The invisible man

I was listening to Radio National recently and heard a very thought provoking discussion about women’s ‘invisibility’ – the fact that in our doubtless misogynistic society (pretty much the whole world as far as I can tell) women are roundly ignored (except as sex objects/objects of desire). One of the speakers (a business leader and renowned public speaker) explained that as a more ‘senior women’ she was seemingly even more invisible – but that she fortunately had acquired the wisdom to remain unoffended so that she could live her life as she wanted – without anger.

It struck me – as I was beginning to get angry about the fact that I too had become invisible (at least to recruiters) despite my male advantage – that I should practice similar equanimity (something my gender did not include in the manual) with regard to my new found status. It then dawned on me that such invisibility could potentially be seen as a super-power (if that makes sense).

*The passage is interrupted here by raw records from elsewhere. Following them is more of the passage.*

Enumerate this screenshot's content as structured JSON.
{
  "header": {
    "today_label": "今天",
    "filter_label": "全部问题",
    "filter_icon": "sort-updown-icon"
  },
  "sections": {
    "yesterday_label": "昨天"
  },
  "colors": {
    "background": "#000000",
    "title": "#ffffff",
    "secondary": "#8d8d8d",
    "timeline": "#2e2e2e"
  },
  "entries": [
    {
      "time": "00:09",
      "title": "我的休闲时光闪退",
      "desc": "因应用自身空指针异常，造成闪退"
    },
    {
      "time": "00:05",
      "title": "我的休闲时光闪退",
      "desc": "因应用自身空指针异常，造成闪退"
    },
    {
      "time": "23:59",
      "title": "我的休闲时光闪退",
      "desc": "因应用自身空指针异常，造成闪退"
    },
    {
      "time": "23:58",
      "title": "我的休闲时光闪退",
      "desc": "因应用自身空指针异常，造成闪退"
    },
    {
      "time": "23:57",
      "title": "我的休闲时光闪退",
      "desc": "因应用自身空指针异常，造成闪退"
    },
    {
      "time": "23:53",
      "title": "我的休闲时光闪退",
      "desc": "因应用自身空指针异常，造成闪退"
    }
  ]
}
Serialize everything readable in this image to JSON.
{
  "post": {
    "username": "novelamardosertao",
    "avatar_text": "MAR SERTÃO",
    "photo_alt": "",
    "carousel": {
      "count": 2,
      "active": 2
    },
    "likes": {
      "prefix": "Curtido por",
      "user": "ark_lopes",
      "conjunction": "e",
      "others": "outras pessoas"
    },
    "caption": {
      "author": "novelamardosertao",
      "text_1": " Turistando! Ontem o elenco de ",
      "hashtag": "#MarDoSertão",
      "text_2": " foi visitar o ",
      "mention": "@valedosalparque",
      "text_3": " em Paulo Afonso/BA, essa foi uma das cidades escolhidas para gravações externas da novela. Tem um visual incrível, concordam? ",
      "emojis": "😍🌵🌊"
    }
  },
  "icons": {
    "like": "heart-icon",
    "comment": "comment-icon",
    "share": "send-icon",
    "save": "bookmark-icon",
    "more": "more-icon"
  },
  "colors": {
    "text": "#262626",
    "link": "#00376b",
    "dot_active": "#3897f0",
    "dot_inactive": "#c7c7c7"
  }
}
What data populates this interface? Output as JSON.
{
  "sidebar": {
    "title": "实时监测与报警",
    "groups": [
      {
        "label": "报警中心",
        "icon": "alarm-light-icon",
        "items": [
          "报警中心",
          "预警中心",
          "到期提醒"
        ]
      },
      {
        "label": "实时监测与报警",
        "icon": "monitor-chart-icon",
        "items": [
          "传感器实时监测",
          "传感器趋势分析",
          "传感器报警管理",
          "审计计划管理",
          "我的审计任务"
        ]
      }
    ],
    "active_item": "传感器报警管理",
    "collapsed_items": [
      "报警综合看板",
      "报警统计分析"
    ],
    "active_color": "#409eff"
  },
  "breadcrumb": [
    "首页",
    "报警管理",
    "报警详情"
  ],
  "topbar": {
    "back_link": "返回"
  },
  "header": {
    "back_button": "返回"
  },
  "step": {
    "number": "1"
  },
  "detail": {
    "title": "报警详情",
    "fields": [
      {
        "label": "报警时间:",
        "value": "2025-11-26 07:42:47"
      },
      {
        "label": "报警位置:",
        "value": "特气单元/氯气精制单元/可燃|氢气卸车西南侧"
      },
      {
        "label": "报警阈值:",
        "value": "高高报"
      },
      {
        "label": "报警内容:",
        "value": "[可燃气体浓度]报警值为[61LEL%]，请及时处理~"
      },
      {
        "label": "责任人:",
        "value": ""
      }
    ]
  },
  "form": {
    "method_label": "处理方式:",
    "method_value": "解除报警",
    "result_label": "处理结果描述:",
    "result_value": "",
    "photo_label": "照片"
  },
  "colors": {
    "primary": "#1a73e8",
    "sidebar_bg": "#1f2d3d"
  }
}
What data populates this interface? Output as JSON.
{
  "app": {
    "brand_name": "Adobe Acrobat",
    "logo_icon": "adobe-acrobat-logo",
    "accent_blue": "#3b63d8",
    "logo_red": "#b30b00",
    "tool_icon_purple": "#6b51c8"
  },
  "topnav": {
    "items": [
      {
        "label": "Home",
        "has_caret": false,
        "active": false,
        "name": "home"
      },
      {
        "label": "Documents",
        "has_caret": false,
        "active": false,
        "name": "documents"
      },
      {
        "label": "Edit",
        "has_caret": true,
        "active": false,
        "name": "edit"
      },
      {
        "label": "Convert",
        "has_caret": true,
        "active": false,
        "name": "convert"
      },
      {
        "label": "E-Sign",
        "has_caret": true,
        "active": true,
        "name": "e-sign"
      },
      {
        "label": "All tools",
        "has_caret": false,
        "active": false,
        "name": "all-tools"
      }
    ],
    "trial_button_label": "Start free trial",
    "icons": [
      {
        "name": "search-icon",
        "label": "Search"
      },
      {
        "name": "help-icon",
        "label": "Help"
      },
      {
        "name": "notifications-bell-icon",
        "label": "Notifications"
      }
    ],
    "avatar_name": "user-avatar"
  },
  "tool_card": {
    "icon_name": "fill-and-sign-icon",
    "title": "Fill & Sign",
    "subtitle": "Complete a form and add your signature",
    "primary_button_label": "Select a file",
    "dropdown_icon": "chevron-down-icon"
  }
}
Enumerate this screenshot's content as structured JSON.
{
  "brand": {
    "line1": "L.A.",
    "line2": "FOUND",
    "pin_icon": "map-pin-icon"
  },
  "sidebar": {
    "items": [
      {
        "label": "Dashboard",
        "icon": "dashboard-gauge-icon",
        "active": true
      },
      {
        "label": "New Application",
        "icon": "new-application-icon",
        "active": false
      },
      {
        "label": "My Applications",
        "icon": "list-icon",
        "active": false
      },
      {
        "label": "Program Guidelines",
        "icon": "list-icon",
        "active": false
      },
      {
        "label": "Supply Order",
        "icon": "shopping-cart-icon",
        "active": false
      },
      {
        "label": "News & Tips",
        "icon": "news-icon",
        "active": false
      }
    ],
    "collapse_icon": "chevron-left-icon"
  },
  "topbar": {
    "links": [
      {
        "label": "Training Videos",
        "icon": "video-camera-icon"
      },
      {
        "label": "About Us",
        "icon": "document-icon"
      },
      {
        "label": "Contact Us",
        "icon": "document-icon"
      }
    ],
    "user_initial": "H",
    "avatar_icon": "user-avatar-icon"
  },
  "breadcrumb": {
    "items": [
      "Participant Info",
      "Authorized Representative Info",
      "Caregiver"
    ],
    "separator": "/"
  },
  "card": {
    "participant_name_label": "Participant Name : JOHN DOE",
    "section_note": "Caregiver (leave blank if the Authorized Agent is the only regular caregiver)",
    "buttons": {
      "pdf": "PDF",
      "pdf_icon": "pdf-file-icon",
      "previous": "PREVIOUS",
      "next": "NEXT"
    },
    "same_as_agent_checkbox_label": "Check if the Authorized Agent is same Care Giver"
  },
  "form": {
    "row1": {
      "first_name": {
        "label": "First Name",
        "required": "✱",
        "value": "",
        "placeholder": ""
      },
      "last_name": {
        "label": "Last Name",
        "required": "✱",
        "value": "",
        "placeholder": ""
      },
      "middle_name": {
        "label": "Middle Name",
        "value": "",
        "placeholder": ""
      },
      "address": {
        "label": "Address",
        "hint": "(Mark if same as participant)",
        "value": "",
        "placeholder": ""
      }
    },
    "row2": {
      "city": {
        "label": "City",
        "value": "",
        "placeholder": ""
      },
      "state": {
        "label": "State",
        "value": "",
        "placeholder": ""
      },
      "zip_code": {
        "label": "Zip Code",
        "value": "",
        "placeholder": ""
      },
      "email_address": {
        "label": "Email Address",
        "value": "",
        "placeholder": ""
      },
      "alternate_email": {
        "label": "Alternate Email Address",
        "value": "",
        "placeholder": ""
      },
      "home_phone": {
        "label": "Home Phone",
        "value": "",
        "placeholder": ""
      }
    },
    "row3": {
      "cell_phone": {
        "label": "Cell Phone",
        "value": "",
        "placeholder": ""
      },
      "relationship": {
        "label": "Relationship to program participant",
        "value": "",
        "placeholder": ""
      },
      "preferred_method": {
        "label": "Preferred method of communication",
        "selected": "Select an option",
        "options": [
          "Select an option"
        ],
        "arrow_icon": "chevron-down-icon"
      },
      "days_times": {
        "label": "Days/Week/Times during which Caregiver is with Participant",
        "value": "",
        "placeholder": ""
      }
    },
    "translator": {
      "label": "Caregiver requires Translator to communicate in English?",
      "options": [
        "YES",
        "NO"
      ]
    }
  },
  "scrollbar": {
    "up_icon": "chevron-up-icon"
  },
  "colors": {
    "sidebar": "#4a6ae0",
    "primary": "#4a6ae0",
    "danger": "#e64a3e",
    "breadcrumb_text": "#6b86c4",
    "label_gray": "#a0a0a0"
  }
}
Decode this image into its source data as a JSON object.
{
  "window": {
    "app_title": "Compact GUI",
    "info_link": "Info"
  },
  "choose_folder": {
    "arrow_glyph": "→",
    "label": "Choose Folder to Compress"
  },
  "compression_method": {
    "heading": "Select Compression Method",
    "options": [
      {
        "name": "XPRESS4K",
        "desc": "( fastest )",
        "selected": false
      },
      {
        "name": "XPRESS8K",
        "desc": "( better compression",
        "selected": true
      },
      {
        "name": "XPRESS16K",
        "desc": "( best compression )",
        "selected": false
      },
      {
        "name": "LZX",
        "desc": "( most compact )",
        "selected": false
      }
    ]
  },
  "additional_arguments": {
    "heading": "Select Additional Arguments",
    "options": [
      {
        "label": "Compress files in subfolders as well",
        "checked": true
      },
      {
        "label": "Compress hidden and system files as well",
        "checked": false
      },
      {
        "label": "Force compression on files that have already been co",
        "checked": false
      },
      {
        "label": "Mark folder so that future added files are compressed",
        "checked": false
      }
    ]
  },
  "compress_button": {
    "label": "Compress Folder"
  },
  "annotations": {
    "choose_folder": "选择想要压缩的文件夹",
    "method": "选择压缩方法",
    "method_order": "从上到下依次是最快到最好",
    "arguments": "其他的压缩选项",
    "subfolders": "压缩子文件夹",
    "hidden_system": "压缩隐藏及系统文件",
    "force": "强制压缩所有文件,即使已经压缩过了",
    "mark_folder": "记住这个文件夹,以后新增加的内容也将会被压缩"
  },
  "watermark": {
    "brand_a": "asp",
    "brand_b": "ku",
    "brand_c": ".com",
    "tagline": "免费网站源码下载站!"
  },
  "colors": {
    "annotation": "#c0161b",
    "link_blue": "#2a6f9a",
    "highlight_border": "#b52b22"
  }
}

When one is ignored by a group the first thing you might feel is disempowered (followed by anger, embarrassment, depression, etc…). We are, after all, social animals and enjoy the comforts and protection of the herd. But think about it. They (the group ignoring you) maybe don’t see you but you can still see (and hear) them. You can study them without their being aware that they’re the subject! As a life-long salesman, and occasional consultant, I can state from experience that the sort of intelligence you can gather when people are ‘off their guard’ can be very valuable – and often impossible to get via other means (even Cambridge Analytica would likely come up empty handed).

Why am I sharing this realisation? Because it may help recruiters understand that if they’re looking for the sharpest strategic sales folk they may want to reconsider the invisible ones – you know, the grey hairs. Gender should be optional (a very 21st Century development – and most welcome I’d further suggest) but their super-powers are the thing!